Do You Write In The Margins?
There are people who are vehemently opposed to defacing books, inside and out. Many take great care not to crack the spines of mass market paperbacks or dent the dust jackets of hardcovers.
Me? I like to write margin notes. I highlight relevant lines. My paperbacks don't have uncreased spines. My dust jackets might end up with creases and minute tears. About the only thing I will not do is dog-ear the pages.
Looks like I am in ancient company. Even those monk scribes who laboriously worked for months on a single illuminated manuscript, tended to leave margin notes.
The following, unintentionally humorous, GEMS come from the spring 2012 issue of Lapham's Quarterly, entitled Means of Communication. Thanks to Brain Pickings for bringing them to my attention.
The parchment is hairy.
Oh, my hand.
Thank God, it will soon be dark.
Writing is exessive drudgery.

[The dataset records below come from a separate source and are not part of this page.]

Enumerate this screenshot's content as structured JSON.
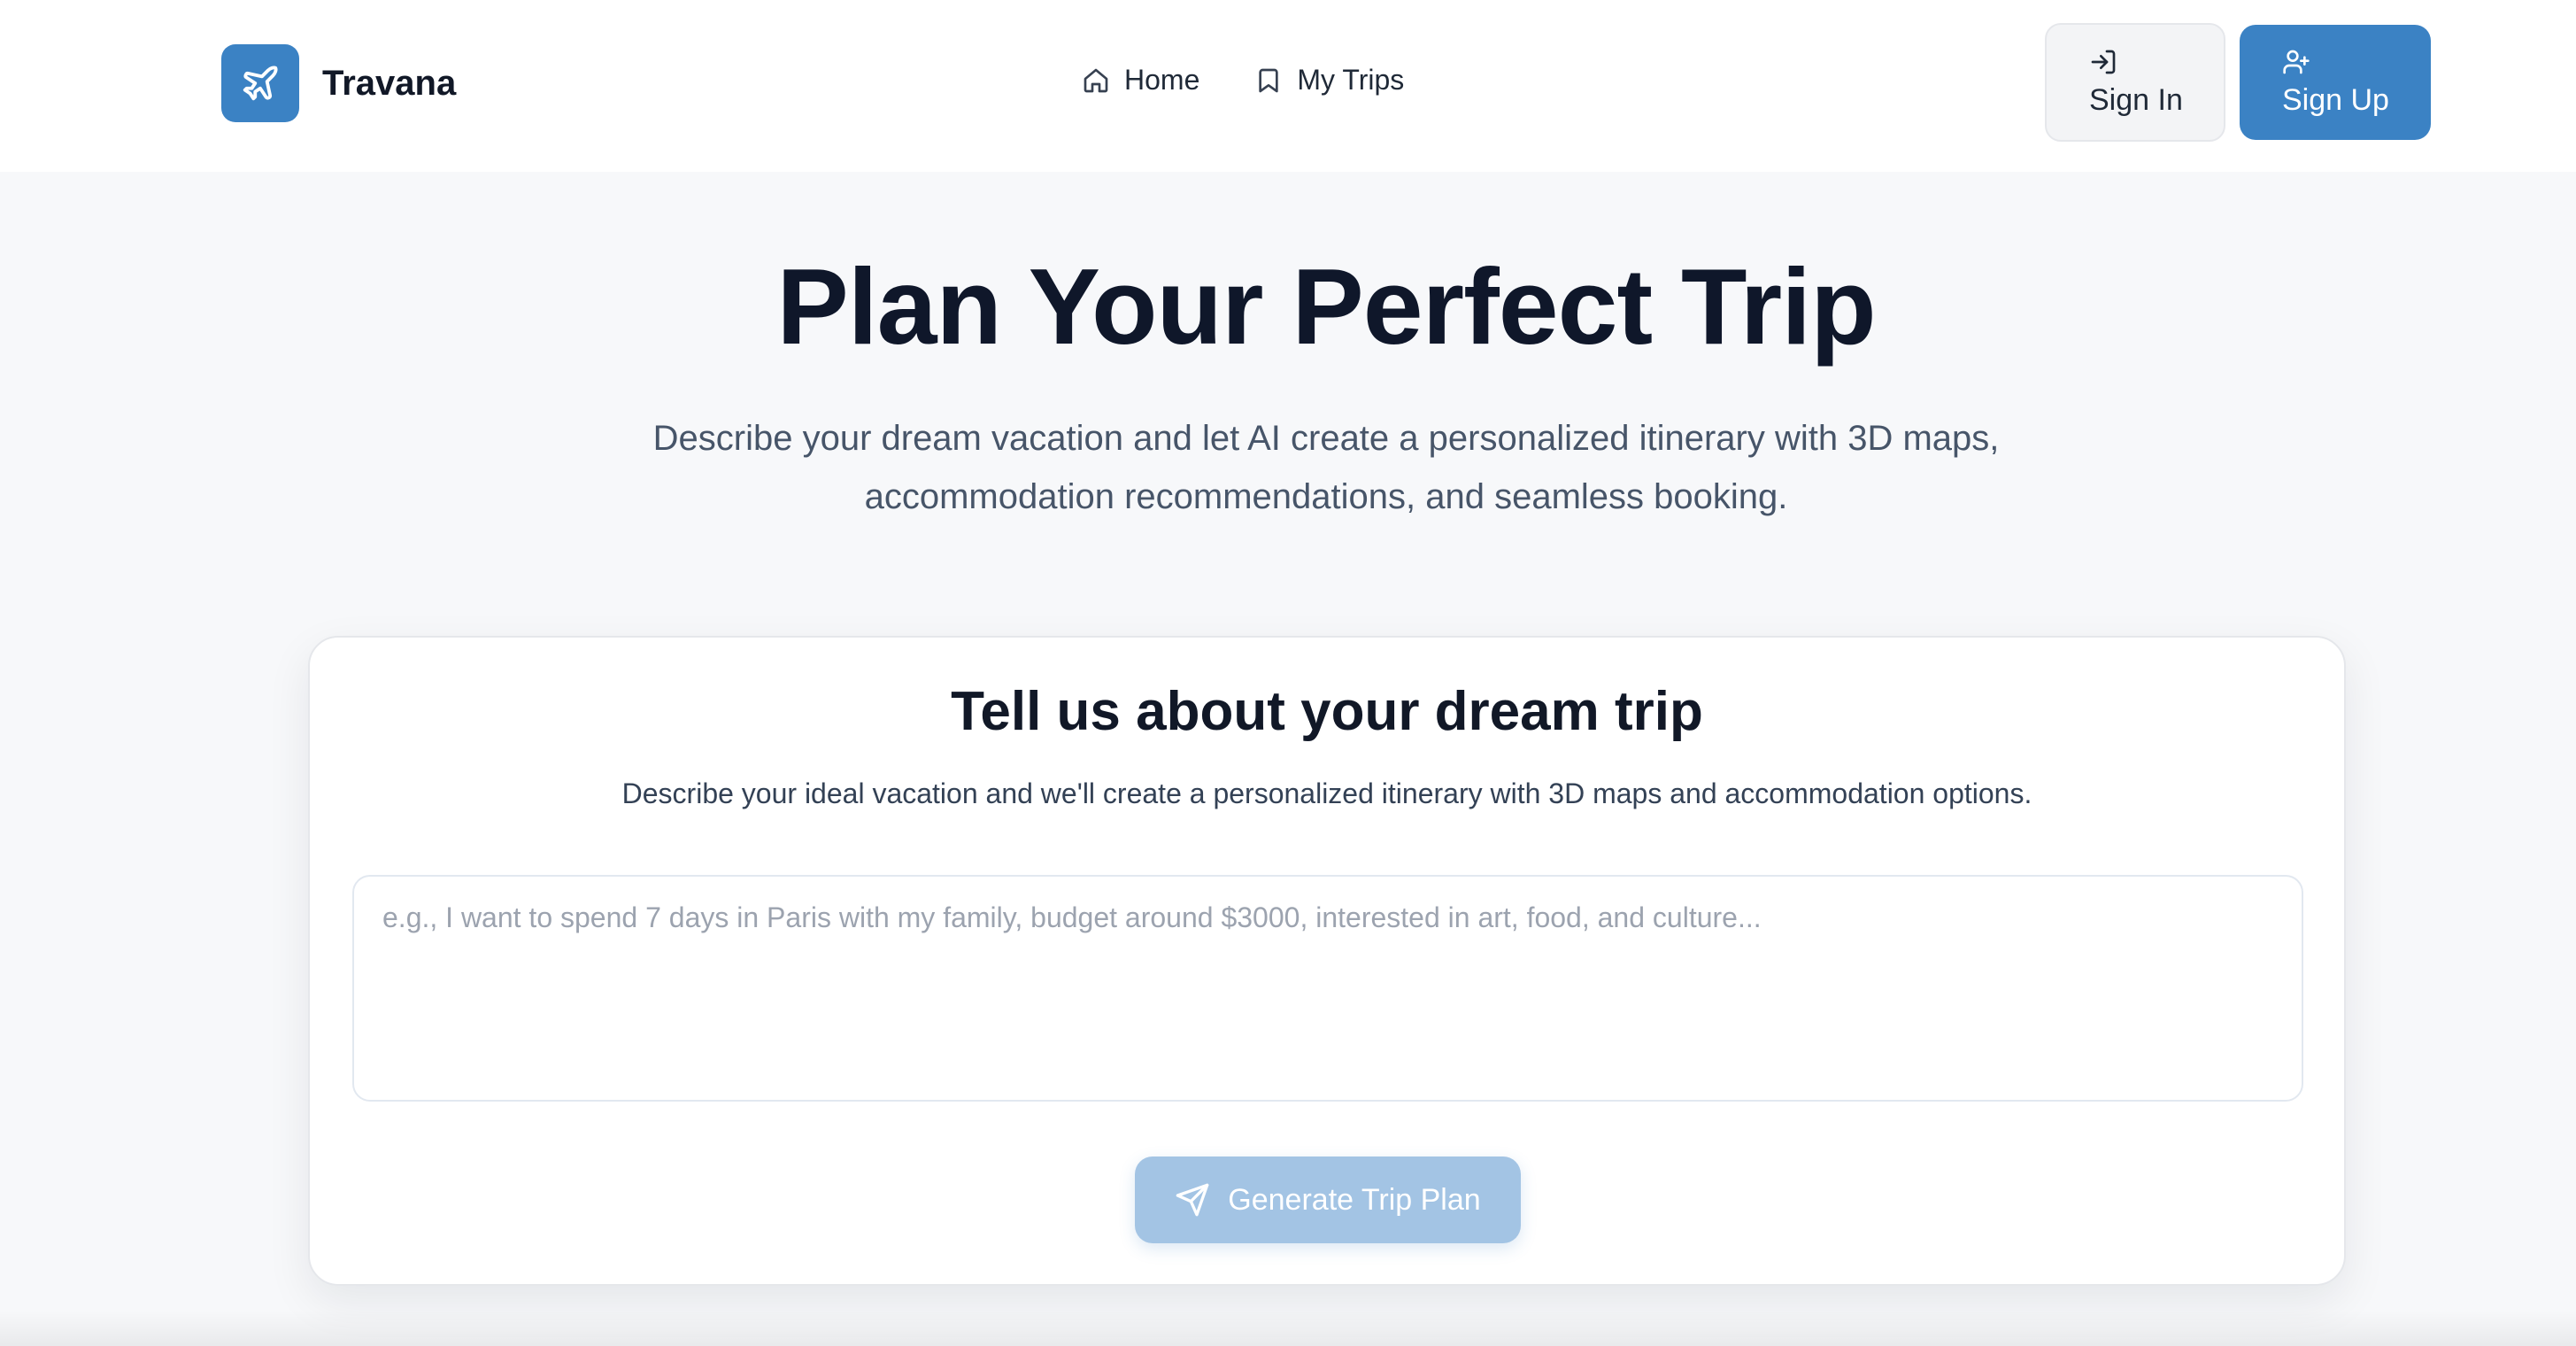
{
  "brand": {
    "name": "Travana",
    "icon": "plane-icon",
    "color": "#3b82c4"
  },
  "nav": {
    "items": [
      {
        "label": "Home",
        "icon": "home-icon"
      },
      {
        "label": "My Trips",
        "icon": "bookmark-icon"
      }
    ]
  },
  "auth": {
    "sign_in_label": "Sign In",
    "sign_in_icon": "log-in-icon",
    "sign_up_label": "Sign Up",
    "sign_up_icon": "user-plus-icon"
  },
  "hero": {
    "title": "Plan Your Perfect Trip",
    "subtitle": "Describe your dream vacation and let AI create a personalized itinerary with 3D maps, accommodation recommendations, and seamless booking."
  },
  "trip_form": {
    "title": "Tell us about your dream trip",
    "description": "Describe your ideal vacation and we'll create a personalized itinerary with 3D maps and accommodation options.",
    "input_value": "",
    "input_placeholder": "e.g., I want to spend 7 days in Paris with my family, budget around $3000, interested in art, food, and culture...",
    "submit_label": "Generate Trip Plan",
    "submit_icon": "send-icon",
    "submit_color": "#a3c4e4"
  }
}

It crooks your back, it dims your sight, it twists your stomach and your sides.
As the harbor is welcome to the sailor, so is the last line to the scribe.
Now I have written the whole thing: for Christ's sake give me a drink.

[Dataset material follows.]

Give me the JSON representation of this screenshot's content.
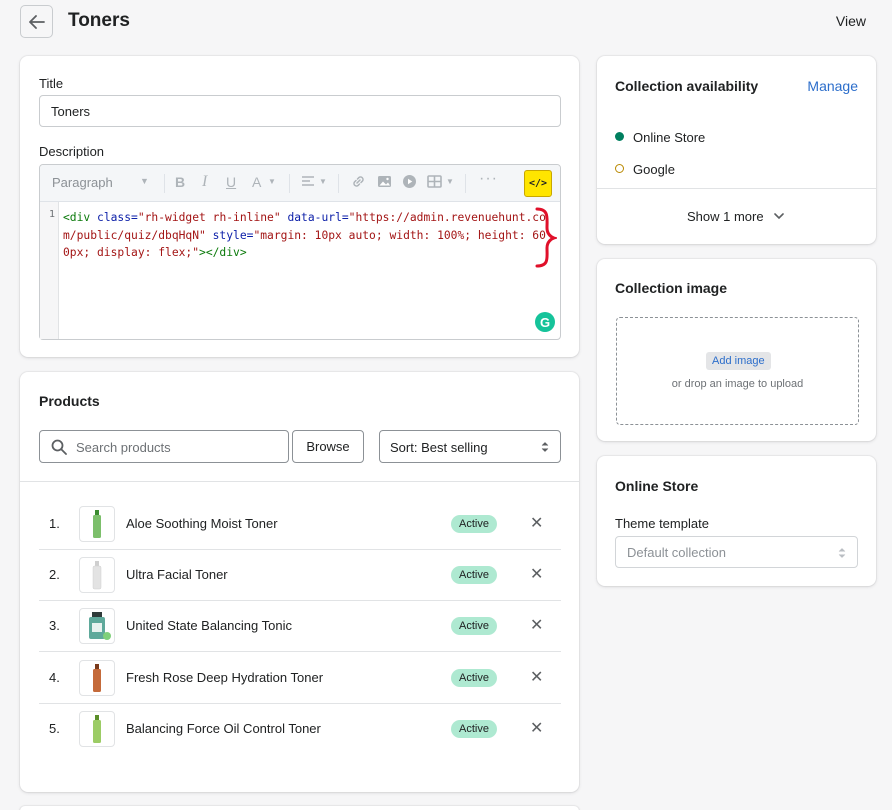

My justification for marginalia comes from How to Read a Book by Mortimer Adler (1940).
"When you buy a book, you establish a property right in it, just as you do in clothes or furniture when you buy and pay for them. But the act of purchase is actually only the prelude to possession in the case of a book. Full ownership of a book only comes when you have made it a part of yourself, and the best way to make yourself a part of it—which comes to the same thing—is by writing in it."

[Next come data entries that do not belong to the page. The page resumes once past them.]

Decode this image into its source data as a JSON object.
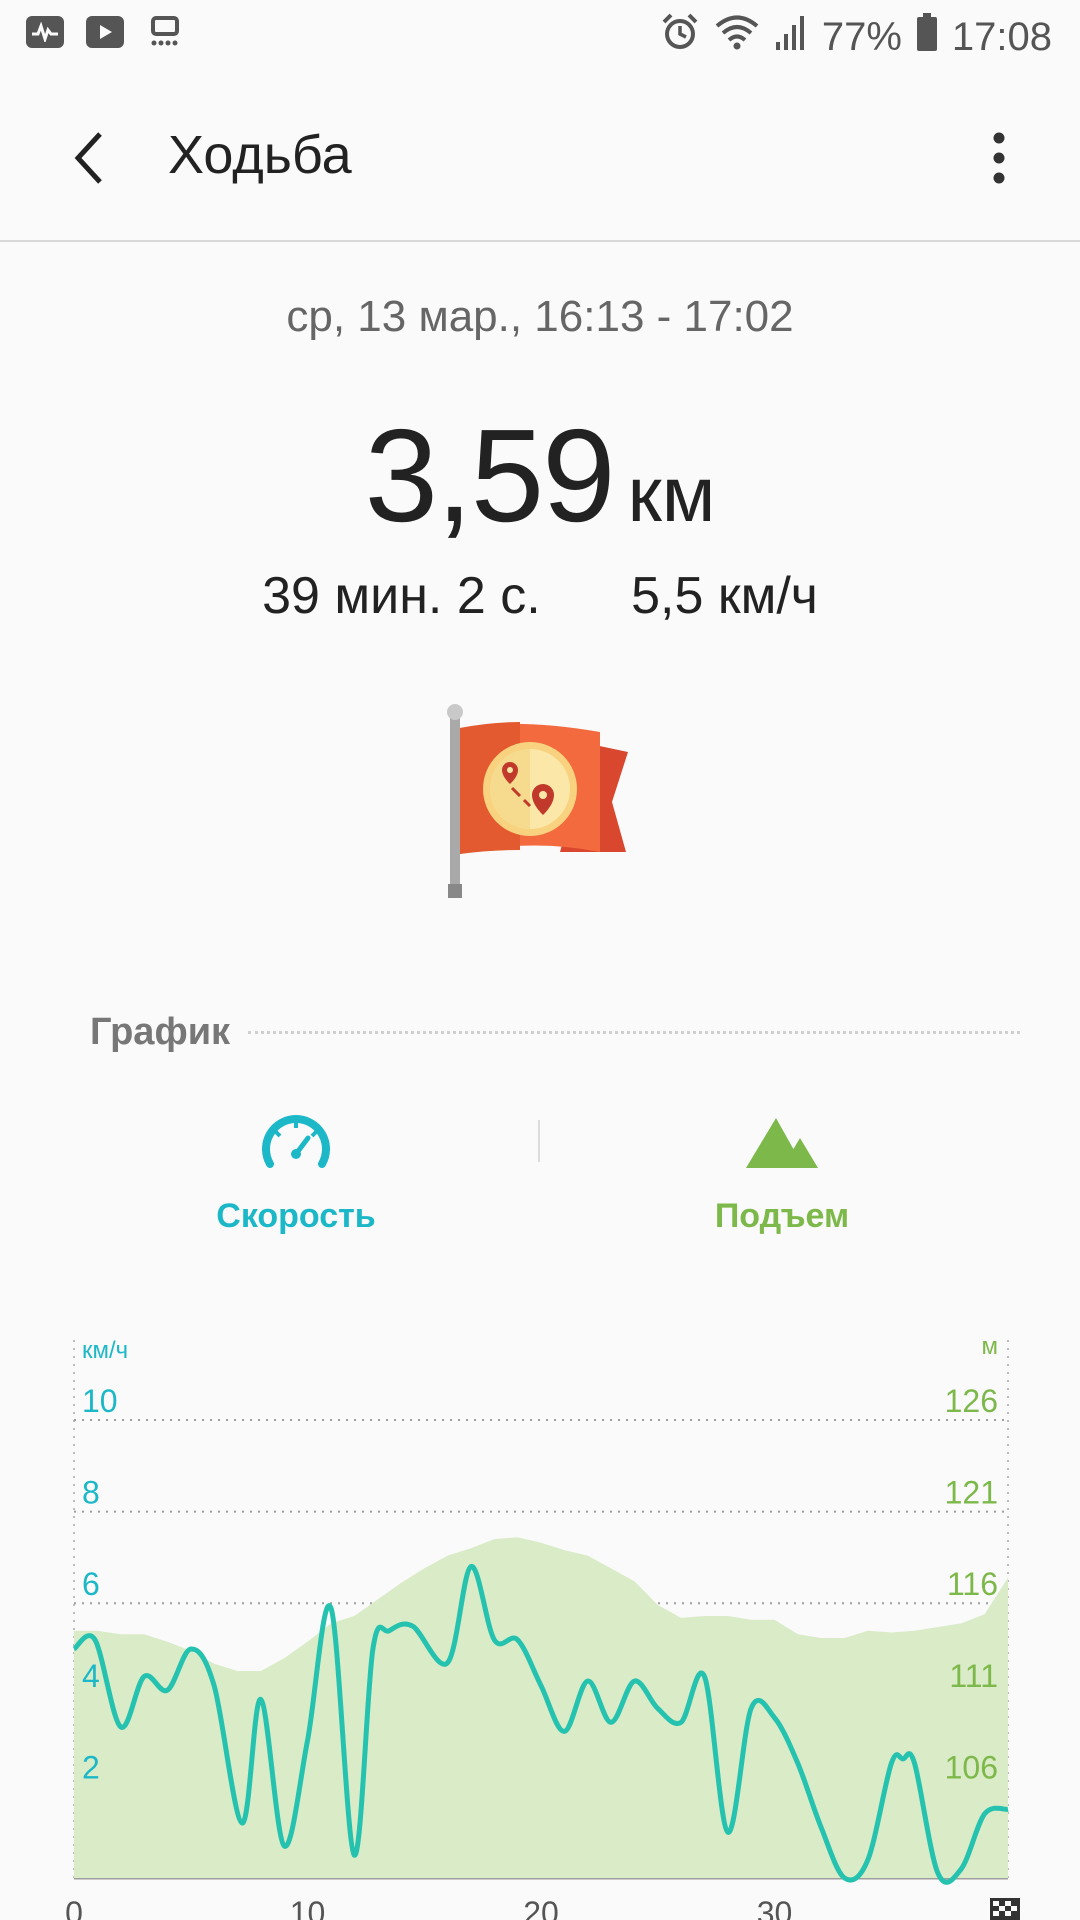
{
  "status_bar": {
    "battery_percent": "77%",
    "time": "17:08",
    "icons": [
      "health-icon",
      "youtube-icon",
      "game-icon",
      "alarm-icon",
      "wifi-icon",
      "signal-icon",
      "battery-icon"
    ]
  },
  "app_bar": {
    "title": "Ходьба"
  },
  "summary": {
    "date_range": "ср, 13 мар., 16:13 - 17:02",
    "distance_value": "3,59",
    "distance_unit": "км",
    "duration": "39 мин. 2 с.",
    "avg_speed": "5,5 км/ч"
  },
  "graph_section": {
    "title": "График",
    "tabs": [
      {
        "label": "Скорость",
        "icon": "speedometer-icon",
        "color": "#1cb8c8"
      },
      {
        "label": "Подъем",
        "icon": "mountain-icon",
        "color": "#7db84a"
      }
    ]
  },
  "chart_data": {
    "type": "line",
    "y_left_label": "км/ч",
    "y_right_label": "м",
    "y_left_ticks": [
      "10",
      "8",
      "6",
      "4",
      "2"
    ],
    "y_right_ticks": [
      "126",
      "121",
      "116",
      "111",
      "106"
    ],
    "x_ticks": [
      "0",
      "10",
      "20",
      "30"
    ],
    "ylim_left": [
      0,
      10
    ],
    "ylim_right": [
      101,
      126
    ],
    "xlim": [
      0,
      40
    ],
    "grid": true,
    "colors": {
      "speed": "#25c2b0",
      "elevation_fill": "#d9ebc7",
      "left_axis": "#1cb8c8",
      "right_axis": "#7db84a"
    },
    "series": [
      {
        "name": "Скорость",
        "x": [
          0,
          0.9,
          2,
          3,
          4,
          5,
          6,
          7.2,
          8,
          9,
          10,
          11,
          12,
          12.8,
          13.5,
          14.5,
          16,
          17,
          18,
          19,
          20,
          21,
          22,
          23,
          24,
          25,
          26,
          27,
          28,
          29,
          30,
          31,
          32,
          33,
          34,
          35,
          35.5,
          36,
          37,
          38,
          39,
          40
        ],
        "values": [
          5.0,
          5.2,
          3.3,
          4.4,
          4.1,
          5.0,
          4.2,
          1.2,
          3.9,
          0.7,
          3.0,
          5.9,
          0.5,
          5.0,
          5.4,
          5.5,
          4.7,
          6.8,
          5.2,
          5.2,
          4.2,
          3.2,
          4.3,
          3.4,
          4.3,
          3.7,
          3.4,
          4.4,
          1.0,
          3.7,
          3.5,
          2.5,
          1.1,
          0.0,
          0.4,
          2.5,
          2.6,
          2.5,
          0.1,
          0.2,
          1.4,
          1.5
        ]
      },
      {
        "name": "Подъем",
        "x": [
          0,
          1,
          2,
          3,
          4,
          5,
          6,
          7,
          8,
          9,
          10,
          11,
          12,
          13,
          14,
          15,
          16,
          17,
          18,
          19,
          20,
          21,
          22,
          23,
          24,
          25,
          26,
          27,
          28,
          29,
          30,
          31,
          32,
          33,
          34,
          35,
          36,
          37,
          38,
          39,
          40
        ],
        "values": [
          114.5,
          114.5,
          114.3,
          114.3,
          113.9,
          113.4,
          112.7,
          112.3,
          112.3,
          113.0,
          113.9,
          114.9,
          115.3,
          116.2,
          117.1,
          117.9,
          118.6,
          119.0,
          119.5,
          119.6,
          119.3,
          118.9,
          118.6,
          117.9,
          117.2,
          115.9,
          115.2,
          115.3,
          115.3,
          115.1,
          115.1,
          114.3,
          114.1,
          114.1,
          114.5,
          114.4,
          114.5,
          114.7,
          114.9,
          115.4,
          117.4
        ]
      }
    ]
  }
}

"Reading a book should be a conversation between you and the author. Marking a book is literally an expression of your differences or your agreements with the author. It is the highest respect you can pay him."
Does that make you want to take a pen to your books?
2 comments:
I am definitely a marginaliac, and I love reading others' marginalia in old books. Just remember marginalia got Harry Potter through advanced potions. :)
True!! I'd forgotten about how much help Harry Potter got.
To me, marginalia is like the comments section of a blog post. For example, on allrecipes.com. People will put down their modifications, alternate ingredients, etc. and my recipe is always the richer for having read the original + the comments.